In the year 1225 he came to Toulouse, and visited other towns of France, where his principal object was to confront the heretics. Animated with the same spirit which inspired his Father, Francis, with so perfect an attachment to the Roman Church, and the Holy See, he was the declared enemy of all errors, and he labored with all his strength to root them out. By quotations from the Holy Scriptures, with which he was intimately conversant, and the sense of which he perfectly understood, and by the solidity of his reasoning, he confounded the sectarians, and created a great horror of the false doctrines they taught. With admirable tact he discovered their artifices and frauds, which he laid before the people, to preserve them from their seduction; and, in fine, he pursued them with so much vigor and perseverance, that the faithful gave him the name of the indefatigable mallet of the heretics; none of them ventured to enter the lists with him, not even to say a word in his presence.

God favored him by converting a very great number of their supporters, and, what is very singular, many of the heads of their party. At Bourges a man whose name was Guiald, and whom the historian calls an heresiarch, was so convinced by the power of his words, and by a marked miracle of the real presence of Jesus Christ in the Eucharist, that he persevered till death in the Catholic faith, and in submission to the Church. Another named Bonneville, or Banal, who is also stated to have been an heresiarch, who had been thirty years buried in the darkness of errors, was converted in a similar manner at Rimini by the sermons of St. Anthony, and had a like perseverance.

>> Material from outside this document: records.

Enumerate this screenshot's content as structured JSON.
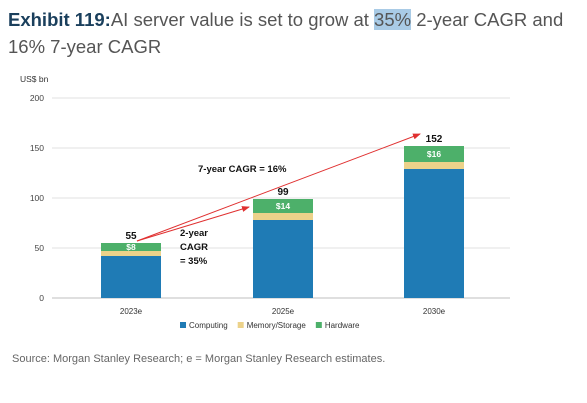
{
  "title": {
    "exhibit": "Exhibit 119:",
    "before_highlight": "AI server value is set to grow at ",
    "highlight": "35%",
    "after_highlight": " 2-year CAGR and 16% 7-year CAGR"
  },
  "source": "Source: Morgan Stanley Research; e = Morgan Stanley Research estimates.",
  "chart_data": {
    "type": "bar",
    "stacked": true,
    "categories": [
      "2023e",
      "2025e",
      "2030e"
    ],
    "series": [
      {
        "name": "Computing",
        "color": "#1f7bb5",
        "values": [
          42,
          78,
          129
        ]
      },
      {
        "name": "Memory/Storage",
        "color": "#ecd28a",
        "values": [
          5,
          7,
          7
        ]
      },
      {
        "name": "Hardware",
        "color": "#4db06a",
        "values": [
          8,
          14,
          16
        ]
      }
    ],
    "totals": [
      "55",
      "99",
      "152"
    ],
    "hardware_labels": [
      "$8",
      "$14",
      "$16"
    ],
    "ylabel": "US$ bn",
    "ylim": [
      0,
      200
    ],
    "yticks": [
      0,
      50,
      100,
      150,
      200
    ],
    "grid": true,
    "legend": "bottom",
    "annotations": {
      "cagr7": "7-year CAGR = 16%",
      "cagr2_line1": "2-year",
      "cagr2_line2": "CAGR",
      "cagr2_line3": "= 35%"
    },
    "arrow_color": "#e03030"
  }
}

The state in which, as we have just shown, St. Francis left his Order when on the point of death, must be looked upon as one of the principal marvels of his life. God had predestined him for this great work; he labored at it for eighteen years without ceasing, with all possible assiduity, and, on the eve of quitting this world, he might say, in conforming himself to Jesus Christ, after having profited by His grace: "I have glorified Thee on earth; I have finished the work Thou gavest me to do, I now go to Thee." Happy the Christian whose conscience bears him thus out on the bed of death, who can say that he has endeavored to do what God required of him, and fulfilled the duties of his profession.

BOOK V

The cruel and continued pain under which the holy Patriarch suffered, did not prevent his giving instruction to his children, his providing for their spiritual wants, and his answering, with admirable presence of mind, to various questions which were put to him relative to the observance of the Rule, and the government of the Order.

He spoke as freely, and with as much composure, as if he felt no inconvenience. As his body became weaker, his mind seemed to acquire fresh vigor.

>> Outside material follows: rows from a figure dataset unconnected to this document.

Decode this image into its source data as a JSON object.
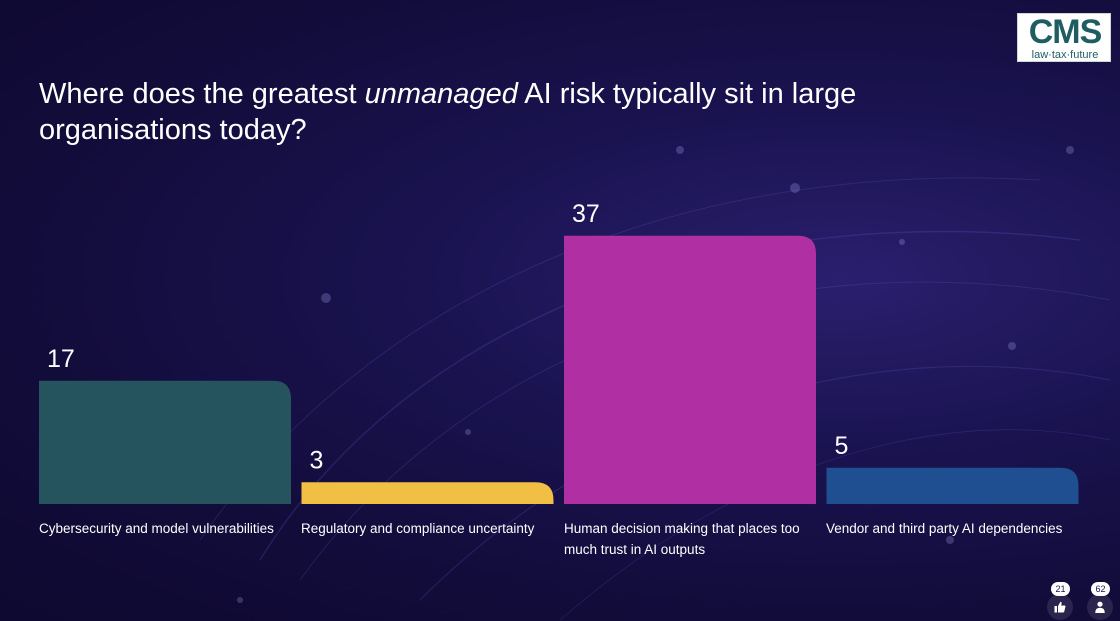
{
  "logo": {
    "mark": "CMS",
    "tagline": "law·tax·future"
  },
  "title": {
    "before": "Where does the greatest ",
    "emphasis": "unmanaged",
    "after": " AI risk typically sit in large organisations today?"
  },
  "chart_data": {
    "type": "bar",
    "categories": [
      "Cybersecurity and model vulnerabilities",
      "Regulatory and compliance uncertainty",
      "Human decision making that places too much trust in AI outputs",
      "Vendor and third party AI dependencies"
    ],
    "values": [
      17,
      3,
      37,
      5
    ],
    "colors": [
      "#26545e",
      "#f2bf45",
      "#b02fa2",
      "#1f4e91"
    ],
    "ylim": [
      0,
      40
    ],
    "grid": false,
    "legend": "none"
  },
  "footer": {
    "likes_count": "21",
    "participants_count": "62",
    "like_icon": "thumbs-up-icon",
    "participants_icon": "person-icon"
  }
}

One day, when his sufferings were greatly aggravated, he saw that the brothers took great pains in endeavoring to afford him relief, and fearing that fatigue would cause some of those who were about him to become impatient, or that they might complain that their attendance on him prevented them from observing their spiritual exercises, he addressed them affectionately, saying: "My dear children, do not tire of the trouble you take for me, for our Lord will reward you, both in this life and in the next, for all you do for His little servant; and if my illness takes up your time, be assured that you will gain more from it, than if you were to labor for yourselves, because the aid you give me is given to the entire Order and to the lives of the brethren. I also assure you that God will be your debtor for all that you will do for me."

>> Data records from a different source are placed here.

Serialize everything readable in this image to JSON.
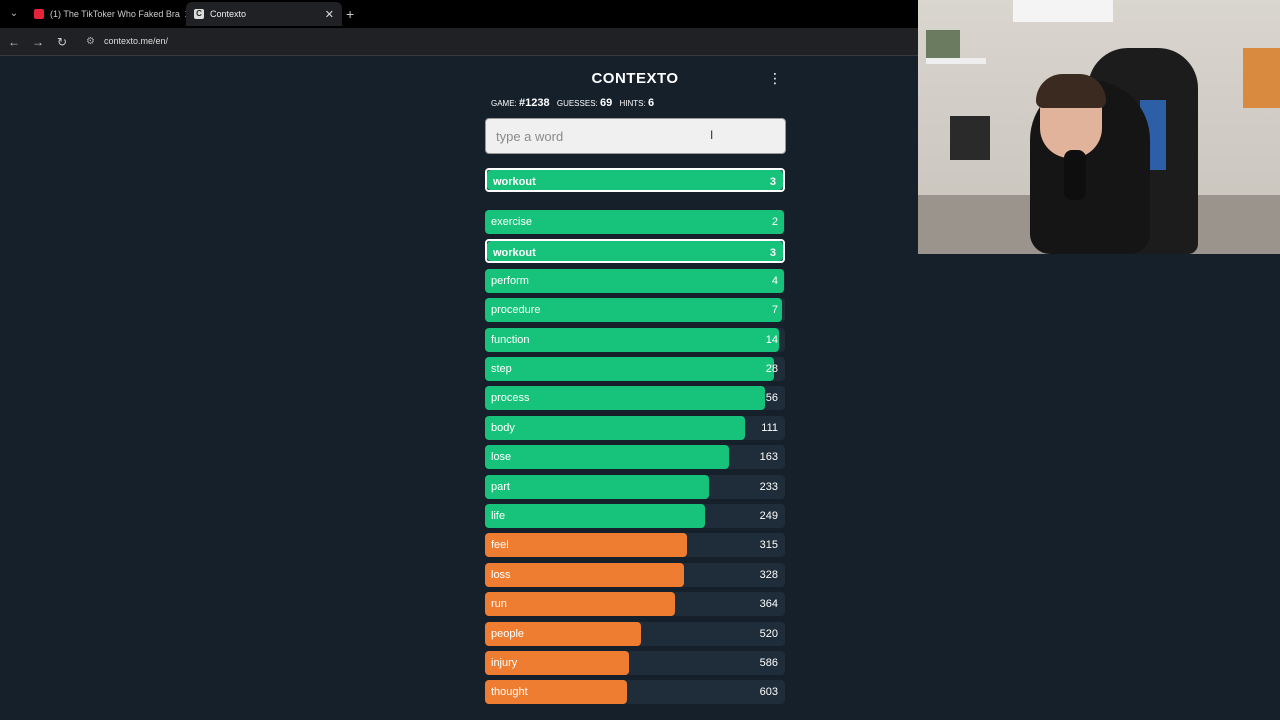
{
  "browser": {
    "tabs": [
      {
        "title": "(1) The TikToker Who Faked Bra",
        "active": false
      },
      {
        "title": "Contexto",
        "active": true
      }
    ],
    "url": "contexto.me/en/"
  },
  "game": {
    "title": "CONTEXTO",
    "stats": {
      "game_label": "GAME:",
      "game_value": "#1238",
      "guesses_label": "GUESSES:",
      "guesses_value": "69",
      "hints_label": "HINTS:",
      "hints_value": "6"
    },
    "input_placeholder": "type a word",
    "last_guess": {
      "word": "workout",
      "rank": 3
    },
    "guesses": [
      {
        "word": "exercise",
        "rank": 2,
        "level": 0.997,
        "color": "green"
      },
      {
        "word": "workout",
        "rank": 3,
        "level": 1.0,
        "color": "green",
        "highlight": true
      },
      {
        "word": "perform",
        "rank": 4,
        "level": 0.997,
        "color": "green"
      },
      {
        "word": "procedure",
        "rank": 7,
        "level": 0.99,
        "color": "green"
      },
      {
        "word": "function",
        "rank": 14,
        "level": 0.98,
        "color": "green"
      },
      {
        "word": "step",
        "rank": 28,
        "level": 0.963,
        "color": "green"
      },
      {
        "word": "process",
        "rank": 56,
        "level": 0.933,
        "color": "green"
      },
      {
        "word": "body",
        "rank": 111,
        "level": 0.867,
        "color": "green"
      },
      {
        "word": "lose",
        "rank": 163,
        "level": 0.813,
        "color": "green"
      },
      {
        "word": "part",
        "rank": 233,
        "level": 0.747,
        "color": "green"
      },
      {
        "word": "life",
        "rank": 249,
        "level": 0.733,
        "color": "green"
      },
      {
        "word": "feel",
        "rank": 315,
        "level": 0.673,
        "color": "orange"
      },
      {
        "word": "loss",
        "rank": 328,
        "level": 0.663,
        "color": "orange"
      },
      {
        "word": "run",
        "rank": 364,
        "level": 0.633,
        "color": "orange"
      },
      {
        "word": "people",
        "rank": 520,
        "level": 0.52,
        "color": "orange"
      },
      {
        "word": "injury",
        "rank": 586,
        "level": 0.48,
        "color": "orange"
      },
      {
        "word": "thought",
        "rank": 603,
        "level": 0.473,
        "color": "orange"
      }
    ]
  },
  "colors": {
    "green": "#17c37b",
    "orange": "#ef7d31",
    "background": "#15202b"
  }
}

It is very true that those who assisted the Saint in his illness labored for the entire Order, and for the spiritual life of his brethren, because they aided in the preservation of him who was so necessary to his Order; and they put it in his power to give further instructions to his brethren who were now in it, and to those who were to enter it in future.

On another occasion, when his sufferings were apparently bringing him to extremity, one of his infirmarians said to him: "Brother, pray that God may treat you with less severity, for it seems that His hand presses too severely upon you." At these words Francis exclaimed in a loud voice: "If," said he, "I was not aware of the simplicity and uprightness of your heart, I should not dare to remain in the same house with you from this instant. You have had the rashness to criticise the judgments of God in my regard;" and immediately, notwithstanding the weak state in which he was, he threw himself on the ground with such violence that his worn-out bones were all bruised; he kissed the ground and exclaimed: "My God, I return Thee thanks for the pains I endure, and I pray Thee to add to them an hundred-fold, if such should be Thy good pleasure. It will be pleasing to me to know that, in afflicting me, Thou dost not spare me, for the greatest consolation I can enjoy is, that Thy holy will shall be fulfilled." He had in his sufferings similar feelings to those of holy Job, and he expressed himself in a similar manner. Ought not all Christians to have such feelings in their illnesses and other afflictions? Are the saints not to be imitated in this? May we not, by the grace of God, which assuredly will not be wanting, practice those virtues by which they became saints?